Disappointment is often the salt of life.
—Theodore Parker
Topics: One liners, Disappointment
The lottery of honest labor, drawn by time, is the only one whose prizes are worth taking up and carrying home.
—Theodore Parker
Topics: Labor
The earnestness of life is the only passport to the satisfaction of life.
—Theodore Parker
Topics: Life
Let your pleasures be taken as Daniel took his prayer, with his windows open—pleasures which need not cause a single blush on an ingenuous cheek.
—Theodore Parker
Topics: Pleasure
The man of the true quality is not he who labels himself with genealogical tables, and lives on the reputation of his fathers, but he in whose conversation and behavior there are references and characteristics positively unaccountable except on the hypothesis that his descent is pure and illustrious.
—Theodore Parker
Topics: Ancestry
Our reverence for the past is just in proportion to our ignorance of it.
—Theodore Parker
Topics: Past
The joys of heaven will begin as soon as we attain the character of heaven and do its duties.—Try that and prove its truth.—As much goodness and piety, so much heaven.
—Theodore Parker
Topics: Heaven
It is not from the tall, crowded work house of prosperity that men first or clearest see the eternal stars of heaven.
—Theodore Parker
The miser, starving his brother’s body, starves also his own soul, and at death shall creep out of his great estate of injustice, poor and naked and miserable.
—Theodore Parker
Remorse is the pain of sin.
—Theodore Parker
Topics: Remorse
As society advances the standard of poverty rises.
—Theodore Parker
Topics: Poverty, The Poor
A nation’s welfare depends on its ability to master the world; that on its power of work; and that on its power of thought.
—Theodore Parker
Topics: Work
This is what I call the American idea of freedom—a government of all the people, by all the people, for all the people; of course, a government of the principles of eternal justice—the unchanging law of God.
—Theodore Parker
Topics: Freedom
It is vain to trust in wrong; as much of evil, so much of loss, is the formula of human history.
—Theodore Parker
Outward judgment often fails, inward judgment never.
—Theodore Parker
Topics: Judging, Judgement, Judges, Peace, Judgment
Justice is the idea of God; the ideal of men; the rule of conduct writ in the nature of mankind.
—Theodore Parker
Topics: Justice
Marriages are best made of dissimilar material.
—Theodore Parker
Topics: Marriage
Did the mass of men know the actual selfishness and injustice of their rulers, not a government would stand a year.—The world would foment with revolution.
—Theodore Parker
You and I toiling for earth, may at the same time be toiling for heaven, and every day’s work may be a Jacob’s ladder reaching up nearer to God.
—Theodore Parker
Topics: Labor
Man is the highest product of his own history. The discoverer finds nothing so grand or tall as himself, nothing so valuable to him. The greatest star is at the small end of the telescope, the star that is looking, not looked after nor looked at.
—Theodore Parker
Topics: Man
It is very sad for a man to make himself servant to a single thing; his manhood all taken out of him by the hydraulic pressure of excessive business.
—Theodore Parker
Topics: Sadness, Business, Man
Want and wealth equally harden the human heart, as frost and fire are both alien to the human flesh.—Famine and gluttony alike drive away nature from the heart of man.
—Theodore Parker
Topics: Heart
The union of men in large masses is indispensable to the development and rapid growth of their higher faculties.—Cities have always been the fireplaces of civilization, whence light and heat radiated out into the dark, cold world.
—Theodore Parker
Topics: Cities
Magnificent promises are always to be suspected.
—Theodore Parker
Topics: Promise
What sad faces one always sees in the asylum for orphans!—It is more fatal to neglect the heart than the head.
—Theodore Parker
Topics: Heart
Mankind never loses any good thing, physical, intellectual, or moral, till it finds a better, and then the loss is a gain. No steps backward, is the rule of human history.

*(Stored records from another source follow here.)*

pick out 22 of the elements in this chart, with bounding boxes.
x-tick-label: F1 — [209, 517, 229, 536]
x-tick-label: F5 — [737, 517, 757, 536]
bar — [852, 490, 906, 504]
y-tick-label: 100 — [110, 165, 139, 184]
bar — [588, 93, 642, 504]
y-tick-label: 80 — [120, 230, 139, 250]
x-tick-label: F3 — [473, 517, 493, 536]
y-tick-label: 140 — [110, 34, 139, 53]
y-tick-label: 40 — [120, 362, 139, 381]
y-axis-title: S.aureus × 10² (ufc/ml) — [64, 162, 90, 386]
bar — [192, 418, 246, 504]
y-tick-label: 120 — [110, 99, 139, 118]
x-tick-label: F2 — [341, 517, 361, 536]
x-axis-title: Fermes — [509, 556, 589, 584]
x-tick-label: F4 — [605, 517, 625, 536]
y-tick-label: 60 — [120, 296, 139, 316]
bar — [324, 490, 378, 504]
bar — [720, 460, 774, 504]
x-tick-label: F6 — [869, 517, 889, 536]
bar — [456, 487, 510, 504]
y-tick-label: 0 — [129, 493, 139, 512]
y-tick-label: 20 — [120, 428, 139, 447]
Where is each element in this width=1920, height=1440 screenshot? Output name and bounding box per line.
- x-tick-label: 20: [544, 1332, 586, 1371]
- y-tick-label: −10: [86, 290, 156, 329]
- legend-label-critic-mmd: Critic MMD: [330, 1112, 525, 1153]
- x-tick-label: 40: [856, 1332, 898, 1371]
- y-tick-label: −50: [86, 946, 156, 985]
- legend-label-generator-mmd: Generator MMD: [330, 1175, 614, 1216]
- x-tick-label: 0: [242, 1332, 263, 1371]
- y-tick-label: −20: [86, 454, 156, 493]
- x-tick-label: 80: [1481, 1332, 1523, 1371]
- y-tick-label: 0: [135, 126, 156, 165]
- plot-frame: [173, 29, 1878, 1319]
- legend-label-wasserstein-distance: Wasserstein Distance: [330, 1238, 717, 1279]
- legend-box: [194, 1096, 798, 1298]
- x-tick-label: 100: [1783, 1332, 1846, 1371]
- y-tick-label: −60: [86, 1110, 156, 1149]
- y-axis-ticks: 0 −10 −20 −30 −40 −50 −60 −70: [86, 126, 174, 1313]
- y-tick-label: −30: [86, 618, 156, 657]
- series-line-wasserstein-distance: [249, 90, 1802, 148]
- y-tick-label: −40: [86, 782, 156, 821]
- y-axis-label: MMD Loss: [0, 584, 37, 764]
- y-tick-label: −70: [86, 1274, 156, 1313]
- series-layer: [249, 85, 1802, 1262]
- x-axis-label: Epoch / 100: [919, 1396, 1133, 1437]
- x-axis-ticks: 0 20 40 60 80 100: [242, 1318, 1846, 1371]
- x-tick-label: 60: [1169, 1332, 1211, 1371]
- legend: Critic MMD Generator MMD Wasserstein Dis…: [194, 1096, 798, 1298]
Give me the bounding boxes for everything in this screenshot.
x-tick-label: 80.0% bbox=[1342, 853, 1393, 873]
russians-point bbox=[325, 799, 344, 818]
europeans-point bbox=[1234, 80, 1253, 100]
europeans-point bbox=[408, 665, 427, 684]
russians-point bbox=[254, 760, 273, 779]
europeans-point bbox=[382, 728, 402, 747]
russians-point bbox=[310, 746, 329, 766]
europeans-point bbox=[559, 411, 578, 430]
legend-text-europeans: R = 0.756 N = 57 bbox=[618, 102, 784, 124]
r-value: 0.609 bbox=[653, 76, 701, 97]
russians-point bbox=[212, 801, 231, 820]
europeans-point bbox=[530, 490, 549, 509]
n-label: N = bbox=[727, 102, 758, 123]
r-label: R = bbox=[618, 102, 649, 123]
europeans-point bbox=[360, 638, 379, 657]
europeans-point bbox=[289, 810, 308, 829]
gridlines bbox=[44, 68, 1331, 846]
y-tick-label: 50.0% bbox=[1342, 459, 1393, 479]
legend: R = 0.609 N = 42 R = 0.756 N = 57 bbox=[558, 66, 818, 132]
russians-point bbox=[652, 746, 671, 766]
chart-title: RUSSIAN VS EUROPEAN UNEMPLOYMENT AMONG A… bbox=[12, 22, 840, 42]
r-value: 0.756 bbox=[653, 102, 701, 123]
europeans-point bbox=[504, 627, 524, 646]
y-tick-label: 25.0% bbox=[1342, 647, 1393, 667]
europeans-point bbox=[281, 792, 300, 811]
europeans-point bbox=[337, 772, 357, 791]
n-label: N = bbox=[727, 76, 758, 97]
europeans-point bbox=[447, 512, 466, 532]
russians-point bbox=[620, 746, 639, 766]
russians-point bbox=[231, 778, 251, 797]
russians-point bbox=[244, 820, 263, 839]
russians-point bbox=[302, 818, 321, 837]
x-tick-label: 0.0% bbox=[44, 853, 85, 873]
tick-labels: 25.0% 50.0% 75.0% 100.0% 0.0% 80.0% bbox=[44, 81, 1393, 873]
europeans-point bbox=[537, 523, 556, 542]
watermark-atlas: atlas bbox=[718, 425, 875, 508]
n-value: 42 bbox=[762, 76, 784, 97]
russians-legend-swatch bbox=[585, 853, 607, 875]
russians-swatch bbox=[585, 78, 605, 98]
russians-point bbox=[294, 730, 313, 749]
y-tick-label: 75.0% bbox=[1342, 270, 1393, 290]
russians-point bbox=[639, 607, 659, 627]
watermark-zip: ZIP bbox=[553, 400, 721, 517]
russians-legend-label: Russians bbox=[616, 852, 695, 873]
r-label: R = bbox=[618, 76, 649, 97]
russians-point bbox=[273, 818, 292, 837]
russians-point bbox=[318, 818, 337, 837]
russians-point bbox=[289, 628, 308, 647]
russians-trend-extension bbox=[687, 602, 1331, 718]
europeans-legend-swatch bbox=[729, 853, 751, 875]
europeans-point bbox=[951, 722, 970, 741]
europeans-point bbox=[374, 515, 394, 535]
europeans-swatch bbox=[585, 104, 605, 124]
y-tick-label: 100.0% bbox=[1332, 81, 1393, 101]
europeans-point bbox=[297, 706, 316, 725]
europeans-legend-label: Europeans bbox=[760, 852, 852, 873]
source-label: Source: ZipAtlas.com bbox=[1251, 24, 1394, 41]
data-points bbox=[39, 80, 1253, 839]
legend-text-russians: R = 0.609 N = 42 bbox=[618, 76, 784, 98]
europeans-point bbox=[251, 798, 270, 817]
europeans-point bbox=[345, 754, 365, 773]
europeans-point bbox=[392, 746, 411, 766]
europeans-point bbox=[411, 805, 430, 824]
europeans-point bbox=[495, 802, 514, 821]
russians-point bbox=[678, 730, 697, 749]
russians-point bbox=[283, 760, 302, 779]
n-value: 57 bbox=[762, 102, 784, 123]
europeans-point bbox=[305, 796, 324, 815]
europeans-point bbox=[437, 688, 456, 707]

What is gained by one man is invested in all men, and is a permanent investment for all time.
—Theodore Parker
Topics: Progress
Every man has, at times, in his mind the ideal of what he should be, but is not. In all men that seek to improve, it is better than the actual character.—No one is so satisfied with himself that he never wishes to be wiser, better, and more holy.
—Theodore Parker
Topics: Ideals
Let men laugh, if they will, when you sacrifice desire to duty.—You have time and eternity to rejoice in.
—Theodore Parker
Topics: Duty
Never violate the sacredness of your individual self-respect.
—Theodore Parker
Topics: Self Respect, Self-respect
Thought convinces; feeling persuades.—If imagination furnishes the fact with wings, feeling is the great, stout muscle which plies them, and lifts him from the ground.—Thought sees beauty; emotion feels it.